FT Articles worth reading on this subject: and

Roger Lawson (Twitter:  )

  1. Mark Bentley says:

    For those that want to know more, there’s a good explanation of LDI strategies here:

    Once again, it appears that interest rate swaps were the culprit. Those around at the time may recollect that a number of SMEs got into trouble in the aftermath of the financial crisis after their banks sold them interest rate swaps to protect against rising interest rates increasing their borrowing costs (the opposite of this case where the swaps were used to protect against falls in gilt yields). In the SME case rates fell instead of rising and suddenly the SMEs found that their debts increased sharply as their swaps lost money.

    It appears that interest rate swaps are most definitely a “financial weapon of mass destruction”.

    In the current case it appears that pension funds using LDI strategies became forced sellers of other assets, including equities and higher-yielding corporate bonds or credit. That would explain some of the sharp market moves over the last week in particular.

  2. Cliff Weight says:

    I got an email from a friend who did not agree with Roger. He said:

    “The near financial disaster last week was not caused by City wizz-kids, but the Chancellor spooking the markets. UK Government bonds are supposed to be risk free, but if the market believes there is a risk of government defaulting then we are in trouble. If the Bank of England hadn’t stepped by now we would have a banking crisis similar to the last one.”

    My own view is somewhat different:

    The Government is not there to micro-manage and should not set interest rates, nor should it interfere with LDIs which the PRA should surely have been more aware of the risks.

    We should be aiming for a strong and stable environment. Instead the BoE adopted a different approach to the FED and created unnecessary risks. The recent volatility in interest rates and the currency is due to the markets. It is not the Governments roles to set interest rates.

    The Government had a good debate about future policy in the leadership election campaign. It should not have been a surprise to the markets when they announced their plans.

    My wife (a source of common sense, who is from the Grantham, Dickens and McCawber schools of economics) is outraged that the conservatives are tearing themselves apart by arguing in public, so publicly. It is naïve. They need to get their act together. It has happened time and time again over the past 30 years and they should realise they have a governance problem.

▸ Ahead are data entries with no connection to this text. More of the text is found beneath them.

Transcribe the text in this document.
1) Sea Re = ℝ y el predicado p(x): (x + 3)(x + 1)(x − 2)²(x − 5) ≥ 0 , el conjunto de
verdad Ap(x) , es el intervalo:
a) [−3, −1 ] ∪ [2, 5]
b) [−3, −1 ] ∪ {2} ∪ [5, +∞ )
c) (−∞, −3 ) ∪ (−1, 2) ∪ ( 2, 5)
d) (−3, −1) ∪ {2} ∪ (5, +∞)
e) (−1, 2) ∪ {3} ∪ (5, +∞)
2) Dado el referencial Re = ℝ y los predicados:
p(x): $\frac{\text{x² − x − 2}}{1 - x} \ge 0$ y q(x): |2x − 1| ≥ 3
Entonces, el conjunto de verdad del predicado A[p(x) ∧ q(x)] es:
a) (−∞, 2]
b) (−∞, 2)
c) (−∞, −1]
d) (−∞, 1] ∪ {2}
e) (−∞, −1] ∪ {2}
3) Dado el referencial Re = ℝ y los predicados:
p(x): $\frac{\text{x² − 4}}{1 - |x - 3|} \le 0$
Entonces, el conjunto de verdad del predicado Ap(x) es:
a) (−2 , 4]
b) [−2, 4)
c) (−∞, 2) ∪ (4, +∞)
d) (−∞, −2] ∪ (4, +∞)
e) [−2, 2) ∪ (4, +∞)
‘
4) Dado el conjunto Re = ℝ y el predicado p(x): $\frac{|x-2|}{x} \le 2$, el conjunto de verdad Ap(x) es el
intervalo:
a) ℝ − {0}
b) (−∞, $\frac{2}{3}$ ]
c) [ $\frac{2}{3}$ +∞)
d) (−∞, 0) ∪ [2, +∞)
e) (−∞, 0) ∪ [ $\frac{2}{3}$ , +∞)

    Since I learnt economics (in the 1970s) the world has changed. I agree that government bonds (gilts) were supposed to be risk free, but the point is that with LDI and clever hedge funds with lots of leverage available, government bonds (gilts) are no longer risk free.

    The whole thing is built on a lie, as Mark Carney would say.

    There is a scandal here that some of the City whizz kids have made lots of money out of this and someone somewhere has to pay for it – as it is not a zero sum game.

    One scandal is the huge fees for LDIs, which ought to be clawed back, IMHO. But of course they will not be. There ought to be a a review of what happened and why; and what should change.

    • Roger Lawson says:

      Bonds are never risk free and trying to make them so by entering into derivative contracts just compounds the problem. I doubt the pension funds who entered into LDI contracts fully understood the risks and what might happen if they had to put up more margin.